ZFS: what "the ultimate file system" really means for your desktop -- in plain English!

Ashton Mills
21 June 2007, 2:50 AM


So, Sun's ZFS file system has garnered publicity recently with the announcement of its inclusion in Mac OS X and, more recently, as a module for the Linux kernel. But if you don't readFilesystems Weekly, what is it and what does it mean for you?


Now I may just be showing my geek side a bit here, but file systems are awesome. Aside from the fact our machines would be nothing without them, the science behind them is frequently ingenious.

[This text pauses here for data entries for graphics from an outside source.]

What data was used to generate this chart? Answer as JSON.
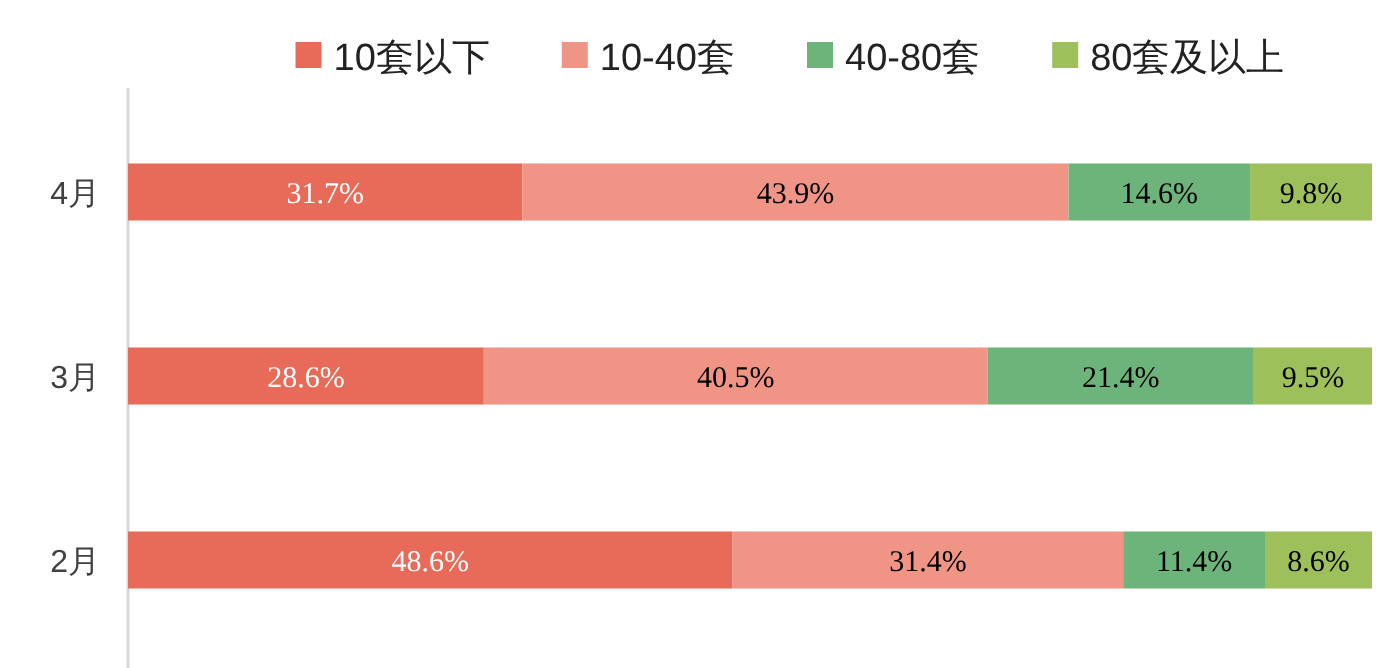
{
  "chart_data": {
    "type": "bar",
    "orientation": "horizontal",
    "stacked": true,
    "legend": "top",
    "xlim": [
      0,
      100
    ],
    "categories": [
      "4月",
      "3月",
      "2月"
    ],
    "series": [
      {
        "name": "10套以下",
        "color": "#e76b58",
        "values": [
          31.7,
          28.6,
          48.6
        ],
        "value_labels": [
          "31.7%",
          "28.6%",
          "48.6%"
        ]
      },
      {
        "name": "10-40套",
        "color": "#f09486",
        "values": [
          43.9,
          40.5,
          31.4
        ],
        "value_labels": [
          "43.9%",
          "40.5%",
          "31.4%"
        ]
      },
      {
        "name": "40-80套",
        "color": "#6db47b",
        "values": [
          14.6,
          21.4,
          11.4
        ],
        "value_labels": [
          "14.6%",
          "21.4%",
          "11.4%"
        ]
      },
      {
        "name": "80套及以上",
        "color": "#9dc05a",
        "values": [
          9.8,
          9.5,
          8.6
        ],
        "value_labels": [
          "9.8%",
          "9.5%",
          "8.6%"
        ]
      }
    ]
  }
}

And ZFS (the Zettabyte File System) is no different. It has quite an extensive feature set just like its peers, but builds on this by adding a new layer of simplicity. According to the official site, ZFS key features are (my summary):

  • Pooled storage -- eliminates the concept of partitions and volumes, everything comes from the same pool regardless of the number of physical disks. Additionally, "combined I/O bandwidth of all devices in the pool is available to all file systems at all times."
  • All operations are copy-on-write transactions -- this is a tad beyond me, but the key phrase here -- no need to ever fsck (chkdsk, for you Windows people or Disk Utility repair for Mac heads) the file system.
  • Disk scrubbing -- live online checking of blocks against their checksums, and self-repair of any problems.
  • Pipelined I/O -- I'll let the website explain "The pipeline operates on I/O dependency graphs and provides scoreboarding, priority, deadline scheduling, out-of-order issue and I/O aggregation." Or in short, it handles loads well.
  • Snapshots -- A 'read-only point-in-time copy of a filesystem', with backups being driven using snapshots to allow, rather impressively, not just full imaging but incremental backups from multiple snapshots. Easy and space efficient.
  • Clones -- clones are described as 'writable copies of a snapshot' and could be used as "an extremely space-efficient way to store many copies of mostly-shared data" which sounds rather like clones referencing snapshots and storing only the data changed from the snapshot. On a network with imaged desktops for eg, this would mean having only one original snapshot image, and dozens of clones that contain only modified data, which would indeed be extremely space efficent compared to storing dozens of snapshots.
  • Built-in compression -- granted this is available for most other filesystems, usually as an addon, and it's good point raised that compression can not only save space, but I/O time.
  • Simple administration -- one of the biggest selling points. This is quite important because some of the above features, such as pooling, can indirectly be achieved now with other filesystems -- layering LVM, md RAID and Ext3 for example. However for each of these there is an entirely different set of commands and tools to setup and administer the devices -- what ZFS promises is that these layers can all be handled from the one toolset, and in a simpler manner, as this PDF tutorial demonstrates.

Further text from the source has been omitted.